Chaque matin au réveil, avant de rejoindre la communauté de ceux qui parlent, nous nous arrachons au gouffre insensé de l’immédiat pour assurer notre survie en installant dans et par un rituel fruste la matrice essentielle de nos échanges prochains. Je ne sais rien des origines de ce qui se présente comme une double voix, à peine perceptible, je la sais aux sources de ma représentation du monde.

A l’aube, l’un souffle – dedans ou dehors je ne le sais – quelque chose comme une bouffée de sens. Avant même que celle-ci ne se dépose ou se mêle à ce qui l’entoure, l’autre qui m’habite lance une seconde bouffée. Toutes deux ne tardent pas à s’enchevêtrer pour laisser place à une troisième. Les bouffées se succèdent à une cadence qui surprend. C’est ainsi que l’on s’installe aux lisières du jour.

Le sens prend au commencement l’allure du delta du Pô, mille voies d’eau issues d’une même source pour la naissance d’un lac immobile. Le monde surgit là, à peine monde, visage peut-être, creusé par le chant d’une double voix. Survient l’autre, né comme moi dans un delta, tout s’arrête, les cloches sonnent, c’est la fin des laudes, les rôles sont répartis, on distribue les tours et les gains. Nous entrons dans le temps partagé du monde, chacun son tour, toi puis moi.

Comment saisir le monde qui se lève sans lever les paupières avant lui et souffler les braises de la nuit? Demain à l’aurore, à nouveau l’un et l’autre, rappelé par le chant du coq au milieu du chemin, ils peindront les aurochs, les chevaux, les licornes et les cerfs qui ont fui Lascaux.

Jean Prod’hom

Catéchisme au collège Archimède



Nous rappellerons chaque jour à nos élèves que la loi du moindre effort est une loi sacrée dont l’application obligée conduit chacun d’entre nous à l’allègement de son fardeau ou à l’augmentation de ses peines. Rien ne se fera sans elle ni sur les pentes du mal ni sur celles du bien, foi de charbonnier.

Tu ne cesseras pas de chercher des raccourcis pour rapprocher les fins, des martingales pour faire fortune, des remèdes pour abréger les souffrances. Tu étudieras pour éviter de devoir répéter l’ensemble des expériences de l’humanité et pour pointer présent au bout du temps. Tu iras à l’école pour quitter ta famille en un temps raisonnable. Peut-être n’aimeras-tu qu’une femme? Tu obéiras servilement, comme tout le monde, à la loi du moindre effort.
Mais tu apprendras la contrepartie de cette loi: son application aveugle et immédiate mène aux enfers, celui qui cède à ses séductions sans honorer les conditions de son exercice est condamné aux travaux forcés, Sisyphe ou charbonnier.
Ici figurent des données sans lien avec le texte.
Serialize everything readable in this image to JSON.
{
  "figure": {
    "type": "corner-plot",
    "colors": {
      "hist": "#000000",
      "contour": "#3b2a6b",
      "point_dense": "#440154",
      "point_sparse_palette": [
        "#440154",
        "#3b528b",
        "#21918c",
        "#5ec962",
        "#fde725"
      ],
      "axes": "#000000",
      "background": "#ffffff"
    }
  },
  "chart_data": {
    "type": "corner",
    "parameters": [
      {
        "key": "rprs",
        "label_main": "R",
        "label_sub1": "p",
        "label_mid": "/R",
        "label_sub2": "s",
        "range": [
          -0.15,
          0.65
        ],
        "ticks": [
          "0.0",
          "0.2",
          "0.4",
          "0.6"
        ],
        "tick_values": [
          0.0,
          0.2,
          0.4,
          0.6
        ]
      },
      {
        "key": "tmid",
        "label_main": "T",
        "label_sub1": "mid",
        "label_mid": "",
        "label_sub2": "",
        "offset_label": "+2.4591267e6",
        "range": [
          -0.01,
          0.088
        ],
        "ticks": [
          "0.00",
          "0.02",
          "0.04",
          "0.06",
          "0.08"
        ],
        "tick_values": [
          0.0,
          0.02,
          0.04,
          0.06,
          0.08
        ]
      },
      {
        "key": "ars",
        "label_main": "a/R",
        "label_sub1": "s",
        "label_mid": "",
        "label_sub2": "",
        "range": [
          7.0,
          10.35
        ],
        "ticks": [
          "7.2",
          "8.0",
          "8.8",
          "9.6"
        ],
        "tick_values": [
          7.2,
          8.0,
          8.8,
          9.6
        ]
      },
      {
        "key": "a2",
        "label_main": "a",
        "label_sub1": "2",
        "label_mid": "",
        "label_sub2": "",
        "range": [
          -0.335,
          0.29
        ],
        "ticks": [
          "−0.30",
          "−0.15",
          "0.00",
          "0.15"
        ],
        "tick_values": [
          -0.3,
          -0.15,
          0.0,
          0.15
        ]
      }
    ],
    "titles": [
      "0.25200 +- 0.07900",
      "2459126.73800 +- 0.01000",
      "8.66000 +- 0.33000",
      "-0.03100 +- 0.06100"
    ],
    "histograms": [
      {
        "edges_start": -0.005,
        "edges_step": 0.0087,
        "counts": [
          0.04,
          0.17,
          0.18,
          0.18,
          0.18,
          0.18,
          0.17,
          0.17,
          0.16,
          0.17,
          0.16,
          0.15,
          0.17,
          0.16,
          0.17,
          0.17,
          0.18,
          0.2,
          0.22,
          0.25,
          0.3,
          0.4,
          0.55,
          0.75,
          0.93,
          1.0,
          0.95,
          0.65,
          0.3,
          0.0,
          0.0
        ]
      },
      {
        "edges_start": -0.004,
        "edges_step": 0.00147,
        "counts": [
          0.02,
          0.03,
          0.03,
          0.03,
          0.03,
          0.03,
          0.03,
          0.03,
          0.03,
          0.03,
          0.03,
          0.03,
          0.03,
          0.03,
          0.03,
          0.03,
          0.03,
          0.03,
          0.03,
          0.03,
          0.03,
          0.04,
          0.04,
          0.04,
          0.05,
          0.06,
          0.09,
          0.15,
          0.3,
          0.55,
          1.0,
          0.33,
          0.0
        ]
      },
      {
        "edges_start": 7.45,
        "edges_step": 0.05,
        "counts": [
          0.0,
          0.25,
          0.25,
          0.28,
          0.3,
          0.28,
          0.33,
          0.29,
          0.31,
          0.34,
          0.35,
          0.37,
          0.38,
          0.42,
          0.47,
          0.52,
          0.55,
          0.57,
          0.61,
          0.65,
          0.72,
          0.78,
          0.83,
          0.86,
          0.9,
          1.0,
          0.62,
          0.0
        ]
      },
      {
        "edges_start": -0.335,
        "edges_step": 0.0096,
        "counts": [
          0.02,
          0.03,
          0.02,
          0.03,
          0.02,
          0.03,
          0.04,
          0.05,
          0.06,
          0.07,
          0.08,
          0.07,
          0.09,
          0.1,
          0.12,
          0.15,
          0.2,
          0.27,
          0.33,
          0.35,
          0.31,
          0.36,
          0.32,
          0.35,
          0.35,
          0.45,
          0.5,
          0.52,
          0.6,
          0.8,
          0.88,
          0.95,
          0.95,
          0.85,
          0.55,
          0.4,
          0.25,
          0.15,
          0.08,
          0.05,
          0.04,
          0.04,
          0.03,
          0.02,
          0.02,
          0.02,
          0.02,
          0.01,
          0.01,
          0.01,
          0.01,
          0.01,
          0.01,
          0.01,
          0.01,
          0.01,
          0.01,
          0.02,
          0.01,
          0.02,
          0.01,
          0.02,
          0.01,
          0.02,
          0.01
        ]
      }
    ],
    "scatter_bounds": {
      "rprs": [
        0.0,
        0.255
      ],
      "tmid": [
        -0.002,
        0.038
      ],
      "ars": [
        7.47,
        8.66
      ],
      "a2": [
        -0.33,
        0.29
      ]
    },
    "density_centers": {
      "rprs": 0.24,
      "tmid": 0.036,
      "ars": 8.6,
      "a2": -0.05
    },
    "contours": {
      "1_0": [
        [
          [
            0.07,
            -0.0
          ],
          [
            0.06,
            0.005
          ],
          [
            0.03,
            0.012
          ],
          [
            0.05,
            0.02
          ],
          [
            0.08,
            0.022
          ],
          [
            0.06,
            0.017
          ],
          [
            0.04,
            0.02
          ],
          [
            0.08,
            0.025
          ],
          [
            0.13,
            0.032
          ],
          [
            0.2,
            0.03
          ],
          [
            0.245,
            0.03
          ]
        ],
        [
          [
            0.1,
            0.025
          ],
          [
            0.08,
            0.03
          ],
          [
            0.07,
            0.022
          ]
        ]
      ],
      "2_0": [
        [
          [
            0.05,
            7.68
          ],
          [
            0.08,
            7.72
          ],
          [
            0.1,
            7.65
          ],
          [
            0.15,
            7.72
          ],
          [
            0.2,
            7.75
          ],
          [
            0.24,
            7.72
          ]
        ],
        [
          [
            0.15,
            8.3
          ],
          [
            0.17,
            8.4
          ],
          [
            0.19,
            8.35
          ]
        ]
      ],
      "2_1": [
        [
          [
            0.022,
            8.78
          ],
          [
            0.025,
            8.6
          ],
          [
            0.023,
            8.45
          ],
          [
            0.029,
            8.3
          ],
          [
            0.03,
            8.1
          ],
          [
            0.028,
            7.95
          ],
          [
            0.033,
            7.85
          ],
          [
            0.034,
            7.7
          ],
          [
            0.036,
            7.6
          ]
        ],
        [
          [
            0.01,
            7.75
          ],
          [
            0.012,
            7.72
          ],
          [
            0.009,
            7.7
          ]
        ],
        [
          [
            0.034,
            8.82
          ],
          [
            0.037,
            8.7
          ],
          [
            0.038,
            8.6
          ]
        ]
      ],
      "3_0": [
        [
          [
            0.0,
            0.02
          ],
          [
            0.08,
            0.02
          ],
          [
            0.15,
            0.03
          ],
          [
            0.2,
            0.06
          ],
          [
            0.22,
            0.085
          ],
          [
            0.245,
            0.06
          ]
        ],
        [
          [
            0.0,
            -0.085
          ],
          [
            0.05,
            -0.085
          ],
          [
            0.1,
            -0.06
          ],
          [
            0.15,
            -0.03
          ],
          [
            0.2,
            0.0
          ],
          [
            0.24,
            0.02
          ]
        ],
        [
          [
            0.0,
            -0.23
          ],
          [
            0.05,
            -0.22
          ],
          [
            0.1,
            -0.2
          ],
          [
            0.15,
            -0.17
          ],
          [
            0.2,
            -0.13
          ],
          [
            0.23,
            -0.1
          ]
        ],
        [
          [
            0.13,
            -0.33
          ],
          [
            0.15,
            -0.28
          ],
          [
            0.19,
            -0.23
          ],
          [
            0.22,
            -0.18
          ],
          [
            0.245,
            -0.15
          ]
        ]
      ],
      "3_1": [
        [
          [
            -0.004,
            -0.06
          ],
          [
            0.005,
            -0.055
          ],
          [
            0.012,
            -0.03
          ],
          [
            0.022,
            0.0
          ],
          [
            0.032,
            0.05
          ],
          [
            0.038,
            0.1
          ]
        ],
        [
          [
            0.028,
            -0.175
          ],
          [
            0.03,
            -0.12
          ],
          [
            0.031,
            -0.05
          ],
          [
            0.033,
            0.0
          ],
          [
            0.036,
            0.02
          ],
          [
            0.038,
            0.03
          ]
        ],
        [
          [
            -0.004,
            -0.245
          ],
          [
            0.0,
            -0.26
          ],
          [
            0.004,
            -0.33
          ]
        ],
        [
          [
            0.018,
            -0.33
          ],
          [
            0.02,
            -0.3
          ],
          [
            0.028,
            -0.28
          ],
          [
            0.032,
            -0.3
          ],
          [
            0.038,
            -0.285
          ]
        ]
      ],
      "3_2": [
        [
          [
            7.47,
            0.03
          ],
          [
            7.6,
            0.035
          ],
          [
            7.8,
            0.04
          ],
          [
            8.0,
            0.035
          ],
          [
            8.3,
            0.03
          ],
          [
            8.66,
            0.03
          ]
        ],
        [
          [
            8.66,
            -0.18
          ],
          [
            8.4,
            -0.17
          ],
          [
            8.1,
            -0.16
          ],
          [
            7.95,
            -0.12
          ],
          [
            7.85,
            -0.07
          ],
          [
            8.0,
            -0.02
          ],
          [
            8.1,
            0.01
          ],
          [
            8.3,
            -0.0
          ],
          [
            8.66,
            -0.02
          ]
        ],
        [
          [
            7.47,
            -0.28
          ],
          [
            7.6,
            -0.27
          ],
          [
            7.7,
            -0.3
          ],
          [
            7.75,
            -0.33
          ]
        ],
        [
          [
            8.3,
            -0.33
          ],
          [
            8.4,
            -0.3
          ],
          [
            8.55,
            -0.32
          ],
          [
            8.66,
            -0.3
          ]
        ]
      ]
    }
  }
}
En souhaitant trop vite n’avoir rien à faire, tu te retrouveras au premier rang le matin à transporter le charbon; le soir, noir de suie, tu marcheras seul et fourbu dans l’air glacial de l’hiver. Tu prendras conscience alors que son application heureuse nécessite des efforts immenses. Cette loi n’équivaut pas à l’abandon de l’effort, mais à son culte.
En définitive tu veilleras à ne pas perdre de vue une ou deux choses que tes parents t’ont chargé de remettre à tes enfants: quelques sous, de l’amour et des lumières.
Regarde l’homme de pierre dans la cour, c’est l’inventeur du levier, oisif aujourd’hui, il a su, grosse tête et corps chétif, déplacer des montagnes.